Machines that can read thoughts? Although this sounds like science fiction, it is already a reality.
A group of scientists from the University of Texas at Austin developed a system based on artificial intelligence that is capable of reading and interpreting people’s thoughts.
This AI, called a semantic decoder, seeks to help people who have trouble communicating but have clear-headed thinking, such as stroke patients.

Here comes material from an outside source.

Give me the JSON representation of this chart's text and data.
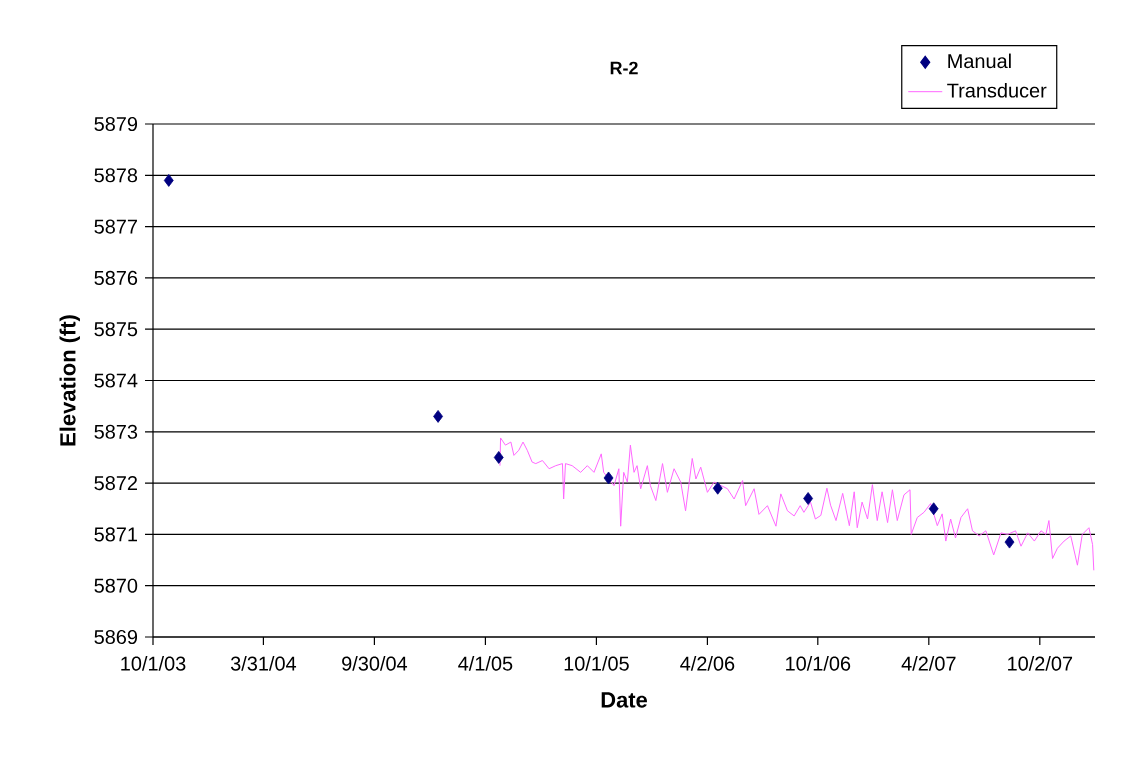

The study, published in the journal Nature Neuroscience, was led by Jerry Tang, a doctoral student in computer science, and Alex Huth, an assistant professor of neuroscience and computer science at UT Austin. The work is based in part on a transformer model, similar to those that drive ChatGPT from Open AI and bard from google.
How does the AI that can read thoughts work?
AI can reconstruct the general idea of the story that a person hears or imagines telling silently and transform it into text. The best part is that this technology works through functional magnetic resonance imaging (fMRI). That is, it is not required to insert surgical implants.
“For a non-invasive method, this is a real breakthrough compared to what’s been done before, which is usually single words or short sentences,” Huth said. “We are getting the model to decode a continuous language over long periods of time with complicated ideas.”
It should be noted that the method cannot be used without the patient’s knowledge. The researchers tested the system on users in a control group who had not been informed of what the AI could do. The semantic decoder returned incomprehensible results.